As far as wiring for the first stage, make sure the grid, plate, and cathode of one side of the tube doesn’t cross with the grid, plate, and cathode of the other side of the tube. They’re different phases (and all at various voltage potentials) of amplification and if they are near, you can get buzzing and instability. It matters most in the first few stages because anything that happens there is only amplified down the circuit further and further.
OK, I'll remove that wire and the 2 unused 68k resistors. I'll also confirm none of those wires are crossing.
 
The coax for the first stage can be grounded at the input Jack if you have a chassis ground running there as well for the 1M grid reference resistor which is OK.

The metal cover is easy. Go to lowes and go grab some duct work pot metal/tin and some tin snips. Cut what you need at home for various chassis and you’ll be able to determine if bench EMI is you’re problem or not.

I agree with others, I don’t see any problems voltage wise on the tube pins. All looks normal. Any problems here would be related to layout and amp specific wiring placement.
 
I just came back to the last two pages of this thread. (but just appease everyone and put a baking tray over the chassis). Hang in there.
I won't reiterate other suggestions. Here are a couple different thoughts, based on your last buzz video and photos.
- I'd replace that large metal oxide resistor with a half-watt carbon film resistor (10k). Smaller might be better here.
- The buzz dropped when you put the alligator clip on the cathode side of the 10k resistor. That makes me think there is an issue with the tube itself.
- what happens if you clip the ground side of the 10k to the ground side of the 2k7 resistor (or some other ground point)?
 
I just came back to the last two pages of this thread. (but just appease everyone and put a baking tray over the chassis). Hang in there.
I won't reiterate other suggestions. Here are a couple different thoughts, based on your last buzz video and photos.
- I'd replace that large metal oxide resistor with a half-watt carbon film resistor (10k). Smaller might be better here.
- The buzz dropped when you put the alligator clip on the cathode side of the 10k resistor. That makes me think there is an issue with the tube itself.
- what happens if you clip the ground side of the 10k to the ground side of the 2k7 resistor (or some other ground point)?

Yes, I'm going to try a baking try later today.

I'm also planning to change the 10k. At the time I installed it, it was the only 10k I had available.

That video was with a Tungsol reissue in v1. I replaced it with a Chinese B, and the buzzing reduced significantly.
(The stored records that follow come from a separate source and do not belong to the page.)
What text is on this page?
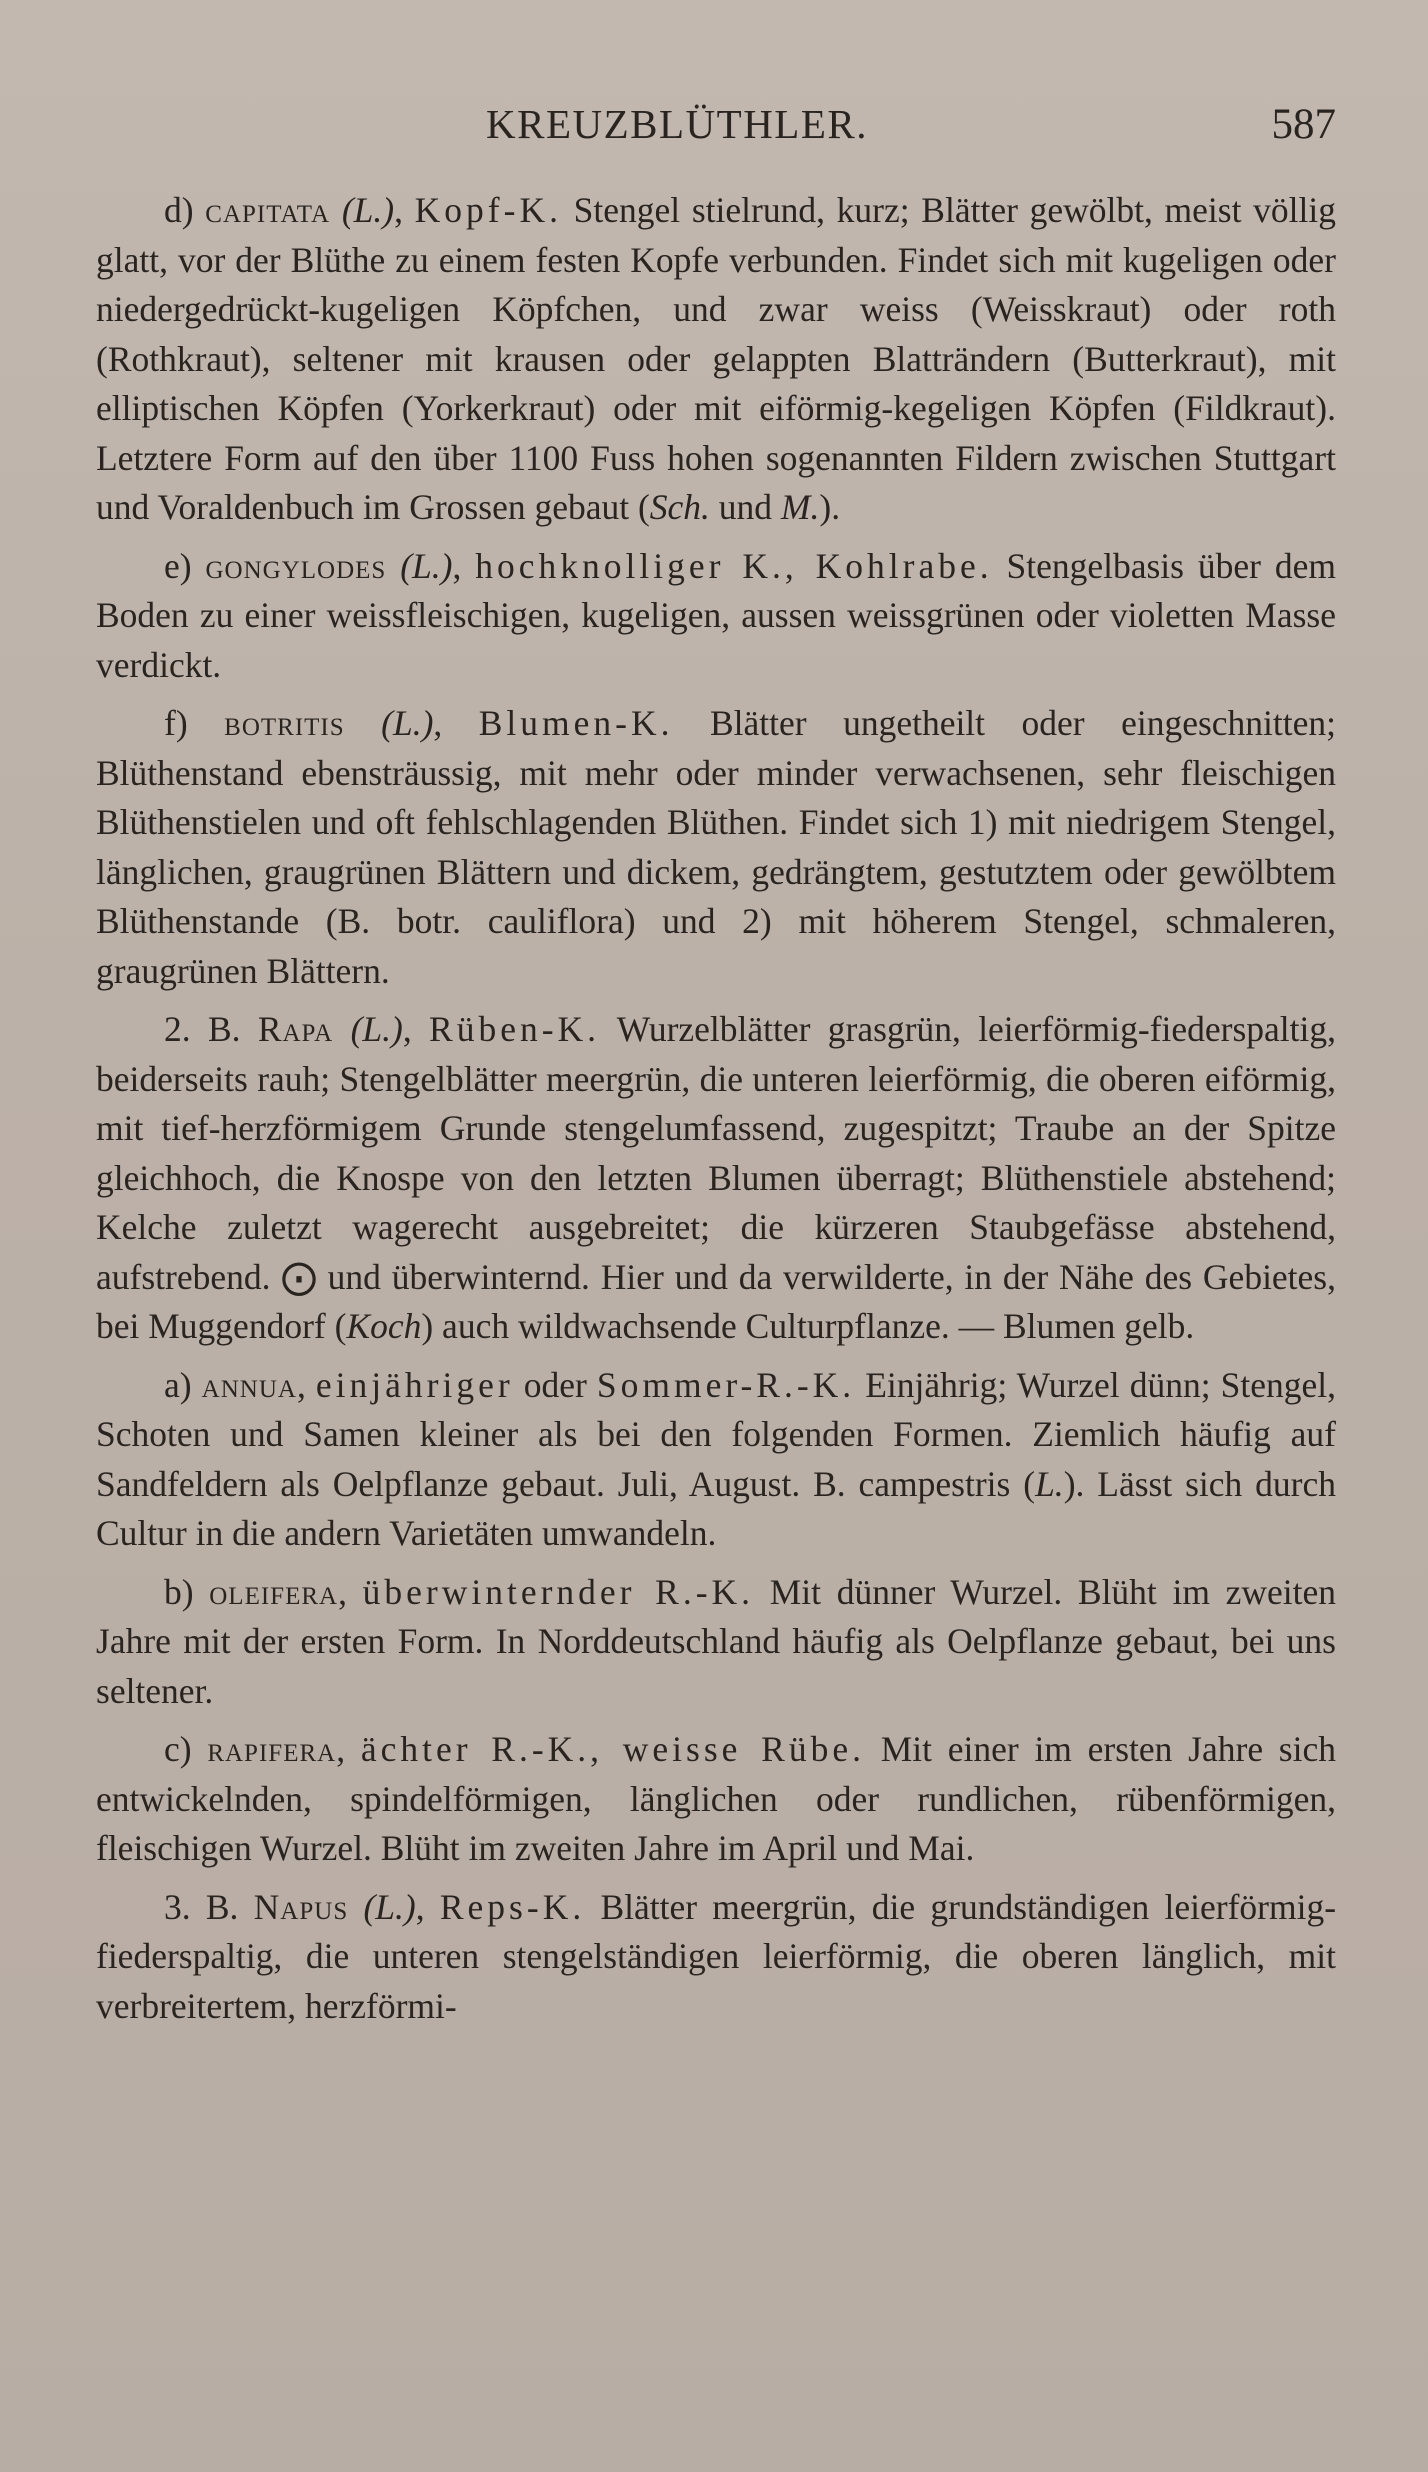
KREUZBLÜTHLER.	587

d) capitata (L.), Kopf-K. Stengel stielrund, kurz; Blätter gewölbt, meist völlig glatt, vor der Blüthe zu einem festen Kopfe verbunden. Findet sich mit kugeligen oder niedergedrückt-kugeligen Köpfchen, und zwar weiss (Weisskraut) oder roth (Rothkraut), seltener mit krausen oder gelappten Blatträndern (Butterkraut), mit elliptischen Köpfen (Yorkerkraut) oder mit eiförmig-kegeligen Köpfen (Fildkraut). Letztere Form auf den über 1100 Fuss hohen sogenannten Fildern zwischen Stuttgart und Voraldenbuch im Grossen gebaut (Sch. und M.).

e) gongylodes (L.), hochknolliger K., Kohlrabe. Stengelbasis über dem Boden zu einer weissfleischigen, kugeligen, aussen weissgrünen oder violetten Masse verdickt.

f) botritis (L.), Blumen-K. Blätter ungetheilt oder eingeschnitten; Blüthenstand ebensträussig, mit mehr oder minder verwachsenen, sehr fleischigen Blüthenstielen und oft fehlschlagenden Blüthen. Findet sich 1) mit niedrigem Stengel, länglichen, graugrünen Blättern und dickem, gedrängtem, gestutztem oder gewölbtem Blüthenstande (B. botr. cauliflora) und 2) mit höherem Stengel, schmaleren, graugrünen Blättern.

2. B. Rapa (L.), Rüben-K. Wurzelblätter grasgrün, leierförmig-fiederspaltig, beiderseits rauh; Stengelblätter meergrün, die unteren leierförmig, die oberen eiförmig, mit tief-herzförmigem Grunde stengelumfassend, zugespitzt; Traube an der Spitze gleichhoch, die Knospe von den letzten Blumen überragt; Blüthenstiele abstehend; Kelche zuletzt wagerecht ausgebreitet; die kürzeren Staubgefässe abstehend, aufstrebend. ⨀ und überwinternd. Hier und da verwilderte, in der Nähe des Gebietes, bei Muggendorf (Koch) auch wildwachsende Culturpflanze. — Blumen gelb.

a) annua, einjähriger oder Sommer-R.-K. Einjährig; Wurzel dünn; Stengel, Schoten und Samen kleiner als bei den folgenden Formen. Ziemlich häufig auf Sandfeldern als Oelpflanze gebaut. Juli, August. B. campestris (L.). Lässt sich durch Cultur in die andern Varietäten umwandeln.

b) oleifera, überwinternder R.-K. Mit dünner Wurzel. Blüht im zweiten Jahre mit der ersten Form. In Norddeutschland häufig als Oelpflanze gebaut, bei uns seltener.

c) rapifera, ächter R.-K., weisse Rübe. Mit einer im ersten Jahre sich entwickelnden, spindelförmigen, länglichen oder rundlichen, rübenförmigen, fleischigen Wurzel. Blüht im zweiten Jahre im April und Mai.

3. B. Napus (L.), Reps-K. Blätter meergrün, die grundständigen leierförmig-fiederspaltig, die unteren stengelständigen leierförmig, die oberen länglich, mit verbreitertem, herzförmi-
I'll try grounding the 10k to the 2k7 later this afternoon.
 
Looking at the very last pic, the turret to the right of the board standoff (V1a plate resistor lead I'm assuming here?) - it's hard to tell from the pic but I would revisit that solder joint on the base of the turret. I've had times where I would go over my wiring back and forth to make sure everything was connected, then find out I had a tacked on joint where I neglected to fully solder it, then it cleared up the issue once I flowed solder there. Maybe reorient the grid wire so it's more away from the plate lead wire? May not be the issue since you're at stock 2204 levels of gain, but if you're going to mod it for more gain down the road, it may create more noise if it isn't addressed. But then again I'm no pro here . . .
 
The vast majority of your solder joints are cold. Don't mean to be harsh. But... gotta work on your soldering skills a bit more. When there's a hard transition, for example, from a blob of solder on a turret, to the turret itself, that's a cold joint. It hasn't "wetted" properly. Not to toot my own horn, but this is what joints need to look like.

If you fix all the cold joints, it will help your noise floor. Might not cure it 100%, but it will help.